Bailey’s children—Cynthia, Lynda, Gwen, Pamela, and Harold III—will be in town for the events. Bailey, who was married to Barbara Ann Dewey from 1946 to 2008, has twelve grandchildren and fourteen great-grandchildren, including Harold Bailey IV.
“I claim my life has been a blessing to me,” says Harold Bailey Jr., a Springfield, Massachusetts, native.
This is the second time for Bailey to be named a distinguished alum. Purdue University School of Health Sciences, which awarded him his doctorate in pharmaceutical chemistry in 1951, named Bailey a distinguished alum in 1998.
In addition to other academic honors, Bailey received the Brookings Bar Association’s Liberty Bell Award for community service in 1997.

Like George Bailey, it’s been ‘a wonderful life’

Reflecting on the list, Bailey says, “I think this [SDSU non-alumnus award] is one of my top honors; to be recognized by the alumni. I was really surprised. I’ve had a wonderful life, including the sixty-two years married to a most wonderful woman, Barbara. She was a great source of strength and support during my career.”
On top of that, Bailey, 89, has been blessed with good health and a sharp memory of SDSU history.

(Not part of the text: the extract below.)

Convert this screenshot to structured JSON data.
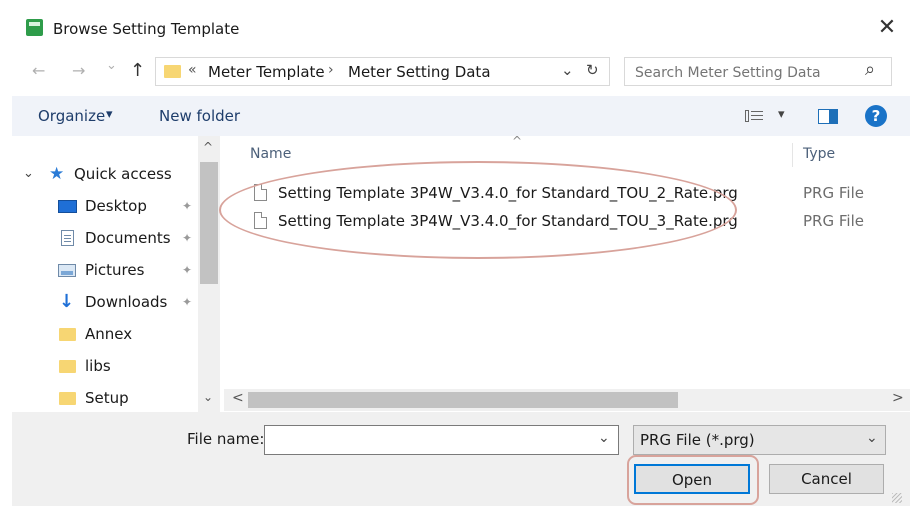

In writing Quest for Excellence, Bailey says, “I very liberally used the Collegian [the SDSU student newspaper] as a backup of what I remember. I go back to the Regents’ minutes and the Collegian to make sure it’s all accurate.” In some cases, he consulted past colleagues or their family.
V.J. Smith remembers telling Bailey, as he began his writing in 2006, “Don’t cheat us from knowing what really happened.”
Bailey says his memoir is on target. “I think it’s about as accurate as any of them could be.”